I’m getting a headstart on my new year’s goal of learning Estonian. There’s a couple different resources I’m using, and I thought to share them here, for anyone else who might be curious as to how one goes about learning a language (be it Estonian or another). *
- Set yourself reasonable goals. 30 minutes of study a day is a lot better than an hour every few days–and you also get the bonus of finding out 365 (366, as next is a leap year!) is 182 hours of studying. If I can’t absorb something in all that continual practice, then surely it’s not meant to be.
- I’m using LiveMocha for my basic learning. I’m pretty pleased with it so far, though I wish there were a few more exercises for really really beginners. That’s ok, though, because actually getting feedback on my written and verbal assignments is incredible.
- Have a textbook like thing for reference. Something that spells out the grammar is incredibly handy when you just aren’t getting something through context. (This is especially true in Estonian, with a somewhat daunting 14 cases). I had quite the lucky find to get both the book and audio cds to Teach Yourself Estonian for $7 at my local used bookstore. I wasn’t aware that this was such an expensive item, and mine is in great condition!

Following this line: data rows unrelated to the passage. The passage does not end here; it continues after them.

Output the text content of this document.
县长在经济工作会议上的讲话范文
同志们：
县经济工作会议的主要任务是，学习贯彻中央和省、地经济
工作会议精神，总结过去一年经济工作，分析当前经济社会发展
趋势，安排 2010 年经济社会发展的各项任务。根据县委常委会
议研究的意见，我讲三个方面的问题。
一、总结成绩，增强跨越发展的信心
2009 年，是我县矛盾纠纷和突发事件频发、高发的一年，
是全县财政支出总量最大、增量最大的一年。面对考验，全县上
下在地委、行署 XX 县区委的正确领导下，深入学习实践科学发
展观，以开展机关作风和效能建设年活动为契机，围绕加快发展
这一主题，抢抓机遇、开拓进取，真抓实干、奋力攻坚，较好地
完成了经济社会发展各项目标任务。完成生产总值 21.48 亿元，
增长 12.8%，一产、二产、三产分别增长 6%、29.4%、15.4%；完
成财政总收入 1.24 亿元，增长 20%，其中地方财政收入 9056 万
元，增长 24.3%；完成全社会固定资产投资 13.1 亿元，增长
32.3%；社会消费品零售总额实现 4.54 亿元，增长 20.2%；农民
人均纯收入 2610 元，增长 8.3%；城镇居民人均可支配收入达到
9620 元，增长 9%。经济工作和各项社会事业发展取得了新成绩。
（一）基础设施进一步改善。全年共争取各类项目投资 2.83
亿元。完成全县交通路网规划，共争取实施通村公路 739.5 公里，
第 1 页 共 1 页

- Find a couple of news sites that air broadcasts online, or will put up videos of the big stories. It’s good to hear the language being natively spoken, and it’s a delight to recognize a word occasionally. For the fellow Estonian learner, I highly recommend ETV1 and 2 and Raadioteater . No, I don’t understand hardly anything, but I did pick up the word Tiger, and Raadioteater has Snow White in the archives. One day I’ll be able to understand!
- Start a practice blog, where you can write samples. Try to update it whenever you learn new vocabulary, and do some writing exercises. (Live Mocha gets grammar feedback, but it’s nice to have a blog in the wild blue). I did this when I was learning Russian, and it was perhaps one of my favourite things. I was not a fluent or very good Russian writer, but by golly, it let me practice, and I had fun with it! I’ve just started a blog for my Estonian practice, and if you want, you can read it. I’d love if anyone who knows Estonian drops by! It’s called Kudimise Keel. (It supposedly means Knitting Language)
- Have fun! Don’t be too hard on yourself. Learning a new language IS hard. You’ve been learning and perfecting your native language for how many years now? Of course picking up a new one will be a bit of a challenge, but with some work and not hating on yourself, you’ll get there. 🙂
I suppose the big question is probably why Estonian. I think the language is pretty, mostly, but also because my favourite style of lace knitting and much pretty colourwork were derived in the country. One day, I’d like to visit Haapsalu and be able to speak to the knitters there without a translator. Maybe I will never make it, but I will certainly be prepared! Some of it is to give myself some encouragement–I’ve been feeling a bit down lately, and have been lacking faith in myself. Learning a new language, and well, is something that will probably help give me back some of the verve and make it so I can’t really get down on a lack of direction.
Are any of my readers thinking of big learning things for the new year?
(Don’t worry, there will be some knitting resolutions to come :P)
*I didn’t pull these tips out of thin air. I’ve studied Chinese, Russian, German, and Japanese; one of those I’m actually kind of ok at. (Not good. Just passable. I wouldn’t drown in the country. Much) I love language, and I love trying to learn them. I figure it’s time I finally got around to it, even if I’ve picked one with only about a million native speakers.